Pleasant little surprises like this highlight my days, which are definitely becoming increasingly difficult. It is hard for children to qualify for services. Some services, like feeding specialists, have to be supplied, or denied by the child's insurance. If they are denied, then maybe Regional Center will cover them. I am working with a little boy whom I saw last year. At that time he also had a feeding specialist and a physical therapist (PT) in the home. We all came once a week to work with him, and instruct his family who were wonderful in following through. As a result, he progressed so well that he began attending our program for three hours a day. He obviously loved coming to 'school,'(his 'escuela') waiting for the bus everyday, waving goodbye to his parents who wiped their tears, and happily participating in the activities, playing on the gym and in the go-cars. He began eating by mouth (he is on a g-tube) and drinking from his bottle. Unfortunately, after some really good months, he became very ill with the RSV virus and was hospitalized for almost a month. They had to put him into a medically induced coma and he was placed on a ventilator. He came back home, but sadly he has totally regressed. I can see him until he turns three, and the physical therapist can come, but the feeding specialist can no longer come to his home. His mother can take him to see a specialist at Childrens Hospital once a month, to get some advice. This child needs to be worked with constantly, and the fact that his mother has to take him out of the house and into a hospital environment only puts him at increasing risk of being exposed.

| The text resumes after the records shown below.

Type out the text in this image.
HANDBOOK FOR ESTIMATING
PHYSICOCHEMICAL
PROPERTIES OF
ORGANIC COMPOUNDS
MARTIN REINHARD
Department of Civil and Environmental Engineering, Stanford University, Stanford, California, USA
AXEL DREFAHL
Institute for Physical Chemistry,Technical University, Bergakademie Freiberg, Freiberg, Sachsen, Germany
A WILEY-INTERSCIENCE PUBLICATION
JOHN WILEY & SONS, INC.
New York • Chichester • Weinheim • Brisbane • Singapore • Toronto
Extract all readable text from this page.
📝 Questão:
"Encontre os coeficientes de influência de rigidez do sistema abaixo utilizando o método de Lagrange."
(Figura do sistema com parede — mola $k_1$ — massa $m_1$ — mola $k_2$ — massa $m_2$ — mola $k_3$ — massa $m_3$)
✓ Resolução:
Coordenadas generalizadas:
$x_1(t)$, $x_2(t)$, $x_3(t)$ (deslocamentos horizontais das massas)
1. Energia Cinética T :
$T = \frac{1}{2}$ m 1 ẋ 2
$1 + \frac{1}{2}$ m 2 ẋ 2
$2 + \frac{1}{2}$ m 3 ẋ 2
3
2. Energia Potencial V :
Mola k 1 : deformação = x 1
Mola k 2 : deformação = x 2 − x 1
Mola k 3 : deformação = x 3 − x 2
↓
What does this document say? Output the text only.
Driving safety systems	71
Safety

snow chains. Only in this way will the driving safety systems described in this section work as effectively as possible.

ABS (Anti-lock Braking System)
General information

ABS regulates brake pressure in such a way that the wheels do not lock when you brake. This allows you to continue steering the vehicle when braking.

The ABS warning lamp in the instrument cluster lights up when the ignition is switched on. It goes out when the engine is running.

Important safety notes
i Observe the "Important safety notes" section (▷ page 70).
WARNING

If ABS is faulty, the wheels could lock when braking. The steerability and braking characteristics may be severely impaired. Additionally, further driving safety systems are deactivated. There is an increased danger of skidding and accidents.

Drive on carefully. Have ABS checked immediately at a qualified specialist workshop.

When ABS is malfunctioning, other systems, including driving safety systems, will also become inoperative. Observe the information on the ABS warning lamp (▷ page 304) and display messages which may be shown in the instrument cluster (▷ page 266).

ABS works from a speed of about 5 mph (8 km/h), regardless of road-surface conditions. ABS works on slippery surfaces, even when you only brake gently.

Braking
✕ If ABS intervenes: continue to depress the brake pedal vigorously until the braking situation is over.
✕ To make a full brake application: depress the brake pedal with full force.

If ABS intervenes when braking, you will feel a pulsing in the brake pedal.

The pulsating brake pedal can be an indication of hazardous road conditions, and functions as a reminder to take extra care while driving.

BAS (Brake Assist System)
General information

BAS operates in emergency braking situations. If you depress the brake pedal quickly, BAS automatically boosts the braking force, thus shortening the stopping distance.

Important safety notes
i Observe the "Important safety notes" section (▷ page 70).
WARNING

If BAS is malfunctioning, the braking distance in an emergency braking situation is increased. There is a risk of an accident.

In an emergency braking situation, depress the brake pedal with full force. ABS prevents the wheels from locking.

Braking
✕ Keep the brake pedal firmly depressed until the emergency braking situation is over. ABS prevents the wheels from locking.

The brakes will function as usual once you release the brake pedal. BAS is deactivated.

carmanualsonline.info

Another little fellow I work with has quadriplegic cerebral palsy and recquires a specially adapted headrest for his wheelchair, which is on order. However, this is not covered by insurance and his parents really cannot some up with $160.
Another boy who has profound hearing loss in one ear, and some loss in his other ear would benefit from a conductive hearing aid. He would hear, and learn to speak, however, this device is considered "cosmetic." It costs $6,000. Everyone is busy finding out about where the parents can find devices, or used equipment, which is not readily available, if at all.
These things are making work more trying, so furloughed days are, in a way, welcome, if only they didn't impose severe limitations on us as well.